Algorithm 1 Wind turbine derated power operation data outlier detection

Require: the sample set of turbine output power and nacelle wind speed pair $\left\{\left(x^{\left(1\right)},y^{\left(1\right)}\right),\dots ,\left(x^{\left(m\right)},y^{\left(m\right)}\right)\right\}$, discretized wind speed interval number $J=50$, wind turbine theoretical power curve function $P=f\left(v\right)$, probability threshold $\theta$. 1. Initialize the model parameters to obtain the optimal power level number $K$ and the initial values of the mixed probability model parameters ${\alpha }^{\left(0\right)},{\sigma }^{\left(0\right)},{\psi }^{\left(0\right)},{\varphi }^{\left(0\right)}$. 2. While $\alpha ,\sigma ,\psi ,\varphi$ have no convergence.
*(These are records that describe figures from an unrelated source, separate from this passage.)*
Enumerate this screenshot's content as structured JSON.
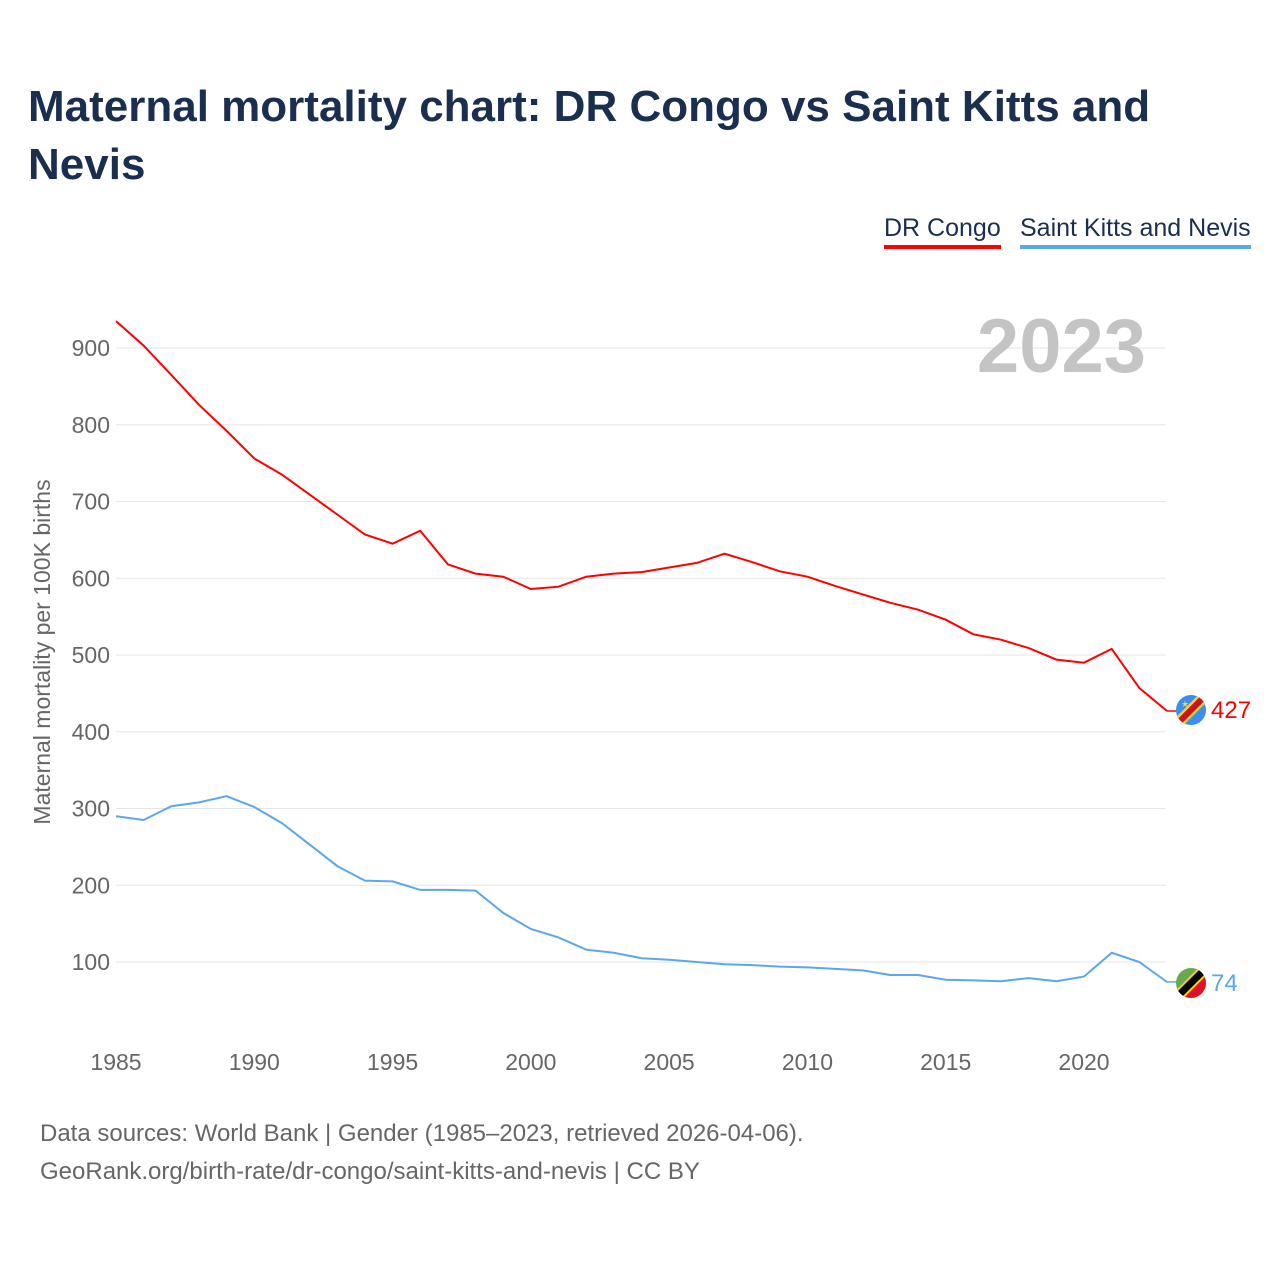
{
  "chart_data": {
    "type": "line",
    "title": "Maternal mortality chart: DR Congo vs Saint Kitts and Nevis",
    "xlabel": "",
    "ylabel": "Maternal mortality per 100K births",
    "ylim": [
      0,
      950
    ],
    "xlim": [
      1985,
      2023
    ],
    "yticks": [
      100,
      200,
      300,
      400,
      500,
      600,
      700,
      800,
      900
    ],
    "xticks": [
      1985,
      1990,
      1995,
      2000,
      2005,
      2010,
      2015,
      2020
    ],
    "grid": true,
    "legend_placement": "top-right",
    "year_label": "2023",
    "x": [
      1985,
      1986,
      1987,
      1988,
      1989,
      1990,
      1991,
      1992,
      1993,
      1994,
      1995,
      1996,
      1997,
      1998,
      1999,
      2000,
      2001,
      2002,
      2003,
      2004,
      2005,
      2006,
      2007,
      2008,
      2009,
      2010,
      2011,
      2012,
      2013,
      2014,
      2015,
      2016,
      2017,
      2018,
      2019,
      2020,
      2021,
      2022,
      2023
    ],
    "series": [
      {
        "name": "DR Congo",
        "color": "#ff0000",
        "end_label": "427",
        "values": [
          935,
          903,
          865,
          826,
          792,
          756,
          735,
          709,
          683,
          657,
          645,
          662,
          618,
          606,
          602,
          586,
          589,
          602,
          606,
          608,
          614,
          620,
          632,
          621,
          609,
          602,
          590,
          579,
          568,
          559,
          546,
          527,
          520,
          509,
          494,
          490,
          508,
          457,
          427
        ]
      },
      {
        "name": "Saint Kitts and Nevis",
        "color": "#5ba7ec",
        "end_label": "74",
        "values": [
          290,
          285,
          303,
          308,
          316,
          302,
          281,
          253,
          225,
          206,
          205,
          194,
          194,
          193,
          164,
          143,
          132,
          116,
          112,
          105,
          103,
          100,
          97,
          96,
          94,
          93,
          91,
          89,
          83,
          83,
          77,
          76,
          75,
          79,
          75,
          81,
          112,
          100,
          74
        ]
      }
    ]
  },
  "footer": {
    "line1": "Data sources: World Bank | Gender (1985–2023, retrieved 2026-04-06).",
    "line2": "GeoRank.org/birth-rate/dr-congo/saint-kitts-and-nevis | CC BY"
  }
}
Do 3.    E-step: For each sample $i$ and the derated power $k$,      calculate $w_k^{\left(i\right)}=\frac{p_{X|YZ}\left(x^{\left(i\right)}|y^{\left(i\right)},k;\alpha ,\sigma \right)p_Y\left(y^{\left(i\right)};\psi \right)p_Z\left(k;\varphi \right)}{{\sum }_{k=1}^K{p}_{X|YZ}\left(x^{\left(i\right)}|y^{\left(i\right)},k;\alpha ,\sigma \right)p_Y\left(y^{\left(i\right)};\psi \right)p_Z\left(k;\varphi \right)}$. 4.    M-step: Update parameters 5.        ${\alpha }_q=\frac{{\sum }_{i=1}^m{w}_q^{\left(i\right)}{x}^{\left(i\right)}f\left(y^{\left(i\right)}\right)}{{\sum }_{i=1}^m{w}_q^{\left(i\right)}{f}^2\left(y^{\left(i\right)}\right)}$ 6.        ${\sigma }_{pq}^2=\frac{{\sum }_{i=1}^m{w}_q^{\left(i\right)}I\left(y^{\left(i\right)}\in V_p\right)(x^{\left(i\right)}-{\alpha }_{q}f{\left(y^{\left(i\right)}\right)}^2}{{\sum }_{i=1}^m{w}_q^{\left(i\right)}I\left(y^{\left(i\right)}\in V_p\right)}$ 7.        ${\varphi }_q=\frac{1}{m}\sum _{i=1}^m{w}_q^{\left(i\right)}$ 8.        ${\psi }_p=\frac{{\sum }_{i=1}^m{\sum }_{k=1}^{K}I\left(y^{\left(i\right)}\in V_p\right)w_k^{\left(i\right)}}{m}$ 9. End while. 10. Calculate the posterior probability $p_{Z|XY}(k|x^{\left(i\right)},y^{\left(i\right)})$ of each sample $i$ under each derated power state $k$ according to iterative parameters. 11. Calculate the derated power level $c^{\left(i\right)}=\arg \underset{k}{\max } p_{Z|XY}(k|x^{\left(i\right)},y^{\left(i\right)})$ to which the sample $i$ belongs. 12. For each derated power $k$, the sample set whose posterior probability is lower than the threshold $\text{{}(x^{\left(i\right)},y^{\left(i\right)})|c^{\left(i\right)}=k,p_{Z|XY}\left(k|x^{\left(i\right)},y^{\left(i\right)}\right)<\theta \}$ is marked as outlier data.